KW: Are there any poetic, say Modernist or contemporary, movements that inspire you?
JW: Movements are like colors. There are shades within each that I love, yet a full spectrum of color is the best. More than a school or movement, I want bullshit-free expression. I don’t care if you’re a formalist or a dog-catcher, if you’re risking something every time you publish a poem, I’m going to read the work and try to get the most from that experience. For me, inspiration comes from a new point of view that I myself have never considered, a new way of looking at a blackbird, a wheelbarrow, a war, a broken heart.
KW: Is there an essential quality to poetry that separates it from the rest of the arts (as in, the craft and practice, itself; but, on the publishing side, as well)?

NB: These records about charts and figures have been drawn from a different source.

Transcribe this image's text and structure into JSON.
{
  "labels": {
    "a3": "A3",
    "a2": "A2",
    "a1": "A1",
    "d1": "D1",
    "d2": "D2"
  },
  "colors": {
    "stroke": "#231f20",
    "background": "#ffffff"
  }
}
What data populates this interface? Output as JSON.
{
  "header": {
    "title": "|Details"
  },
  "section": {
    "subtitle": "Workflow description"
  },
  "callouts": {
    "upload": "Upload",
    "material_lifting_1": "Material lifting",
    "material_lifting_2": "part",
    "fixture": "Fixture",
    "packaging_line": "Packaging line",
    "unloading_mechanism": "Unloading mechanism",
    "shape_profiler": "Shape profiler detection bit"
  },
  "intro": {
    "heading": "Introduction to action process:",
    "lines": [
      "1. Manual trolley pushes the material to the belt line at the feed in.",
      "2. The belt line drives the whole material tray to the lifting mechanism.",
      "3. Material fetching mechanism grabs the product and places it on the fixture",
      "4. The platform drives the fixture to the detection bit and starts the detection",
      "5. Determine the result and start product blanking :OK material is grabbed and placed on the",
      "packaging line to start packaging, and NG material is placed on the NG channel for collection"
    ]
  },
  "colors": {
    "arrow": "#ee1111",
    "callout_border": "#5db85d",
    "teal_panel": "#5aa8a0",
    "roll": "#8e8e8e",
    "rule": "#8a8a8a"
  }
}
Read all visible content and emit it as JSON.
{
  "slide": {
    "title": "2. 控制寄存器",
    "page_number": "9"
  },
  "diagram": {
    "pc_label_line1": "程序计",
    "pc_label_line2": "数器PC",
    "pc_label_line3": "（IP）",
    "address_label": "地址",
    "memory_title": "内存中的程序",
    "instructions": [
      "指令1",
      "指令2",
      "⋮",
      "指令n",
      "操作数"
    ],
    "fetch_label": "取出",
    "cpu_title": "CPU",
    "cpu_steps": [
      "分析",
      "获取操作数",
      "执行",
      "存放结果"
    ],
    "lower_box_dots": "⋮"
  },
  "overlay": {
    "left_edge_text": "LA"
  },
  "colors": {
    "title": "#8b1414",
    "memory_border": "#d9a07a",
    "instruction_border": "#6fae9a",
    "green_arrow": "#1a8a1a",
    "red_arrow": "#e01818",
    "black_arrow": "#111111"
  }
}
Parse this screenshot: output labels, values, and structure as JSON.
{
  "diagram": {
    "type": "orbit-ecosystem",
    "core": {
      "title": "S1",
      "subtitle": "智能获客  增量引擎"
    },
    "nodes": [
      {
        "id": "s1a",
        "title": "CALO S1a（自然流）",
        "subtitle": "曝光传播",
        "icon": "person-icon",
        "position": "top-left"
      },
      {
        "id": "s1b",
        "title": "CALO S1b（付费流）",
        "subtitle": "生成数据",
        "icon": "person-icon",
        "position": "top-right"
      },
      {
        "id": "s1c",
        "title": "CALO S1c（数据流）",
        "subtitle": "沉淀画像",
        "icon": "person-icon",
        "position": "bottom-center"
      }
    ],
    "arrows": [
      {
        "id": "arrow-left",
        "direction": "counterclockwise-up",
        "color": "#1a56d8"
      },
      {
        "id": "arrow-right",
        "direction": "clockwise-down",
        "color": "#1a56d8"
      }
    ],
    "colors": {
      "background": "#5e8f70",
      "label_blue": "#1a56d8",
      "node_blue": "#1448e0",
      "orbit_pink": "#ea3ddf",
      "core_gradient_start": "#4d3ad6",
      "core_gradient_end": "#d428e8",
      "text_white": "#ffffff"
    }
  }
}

JW: I’m of the school that all the arts have more in common than not. If you’re a serious artist, the creative process behind such a person is fairly universal, no matter the medium. We choose different signifiers as artists, but the signified is still the same: some parts of life are so big, strange, scary, fantastic, confusing, uplifiting, that only some abstract form of communication can get the point across in a way where a group of people can investigate it together (which is what happens anytime you read a book or attend a performance or walk the halls of a gallery). If you’re a dancer, a painter, a poet, an architect, and the work comes from an innate need to express from within, you’re going to practice, practice, practice. Chances are, you’ll think that the practice (or in the case of a writer, revision) is never done. You’ll wear yourself out, forfeiting most other things at one point or another, for the space to continue creating. You’ll never consider doing anything else. Everything else is just details.